As regards the acceptable inferences, Bennett allows for restricted modus ponens. The restriction deals with what will count as the second premise in a canonical mp-inference. The unrestricted version allows anything that entails the antecedent of the conditional to be part of the inference. The restricted version allows only the antecedent as a premise.
There are four (other) rejected inference forms:
(1) Or-to-if: (P ∨ Q) ∴ (¬P → Q)
(2) Contraposition: (P → Q) ∴ ¬Q → ¬P
(3) Transativity: (P → Q), (Q → R) ∴ (P → R)
(4) Antecedent Strengthening: (P → Q) ∴ ((P ∧ R) → Q)
Bennett derives what he calls the "Security Thesis".

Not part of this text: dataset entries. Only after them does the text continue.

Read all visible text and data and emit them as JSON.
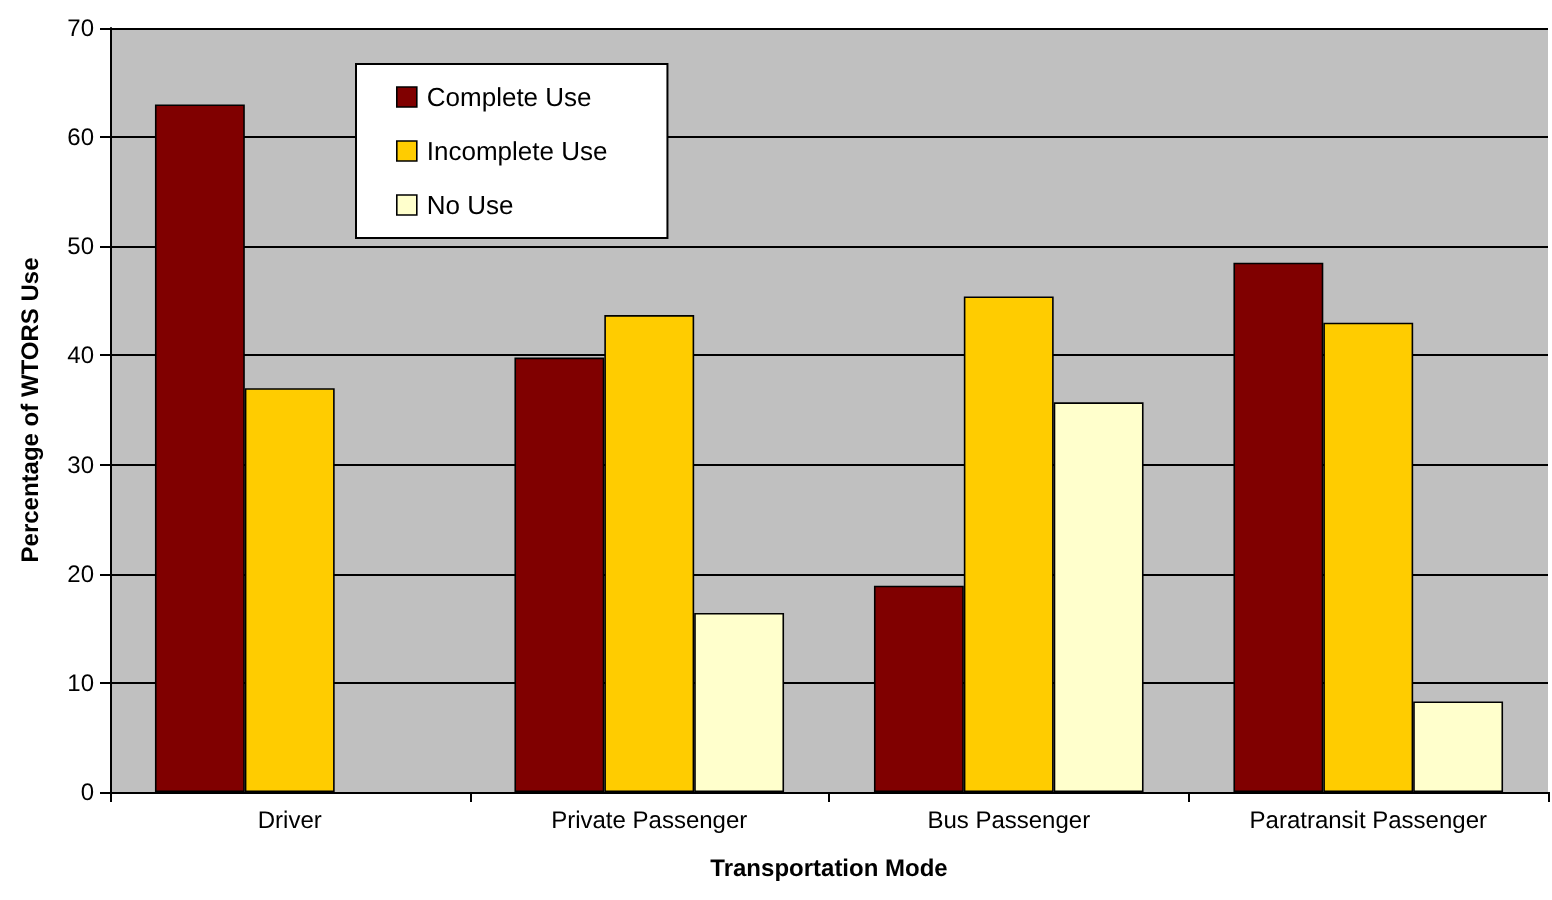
{
  "chart_data": {
    "type": "bar",
    "xlabel": "Transportation Mode",
    "ylabel": "Percentage of WTORS Use",
    "categories": [
      "Driver",
      "Private Passenger",
      "Bus Passenger",
      "Paratransit Passenger"
    ],
    "series": [
      {
        "name": "Complete Use",
        "color": "#800000",
        "values": [
          63,
          39.8,
          18.9,
          48.5
        ]
      },
      {
        "name": "Incomplete Use",
        "color": "#ffcc00",
        "values": [
          37,
          43.7,
          45.4,
          43
        ]
      },
      {
        "name": "No Use",
        "color": "#ffffcc",
        "values": [
          null,
          16.4,
          35.7,
          8.3
        ]
      }
    ],
    "ylim": [
      0,
      70
    ],
    "yticks": [
      0,
      10,
      20,
      30,
      40,
      50,
      60,
      70
    ],
    "grid": "y",
    "legend": "top left"
  }
}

Security Thesis: If X is an argument whose conclusion is an indicative conditional A → C, and if what results from replacing → by ⊃ throughout X is a classically valid inference, then X is probabilistically secure to the extent that P(A) is high. (Bennett, 141)
One rejects or-to-if because accepting it would entail the ⊃-analysis of → (if one accepts the propositional analysis of →). To see this, recall that, at least according to Bennett (p.24) that → is at least as strong as ⊃. This means that (P → Q) ∴ (P ⊃ Q). To get the other direction, that (P ⊃ Q) ∴ (P → Q):
1. (P ⊃ Q)
2. (¬P ∨ Q) [1 Def of ⊃ and ∨]
3. (P → Q) [2 Or-To-If]
So, (P ⊃ Q) ∴ (P → Q)
Since (P → Q) entails (P ⊃ Q), and (P ⊃ Q) entails (P → Q), (P → Q) ≡ (P ⊃ Q).
I leave it to the reader to finish the proofs for the other rejected inferences.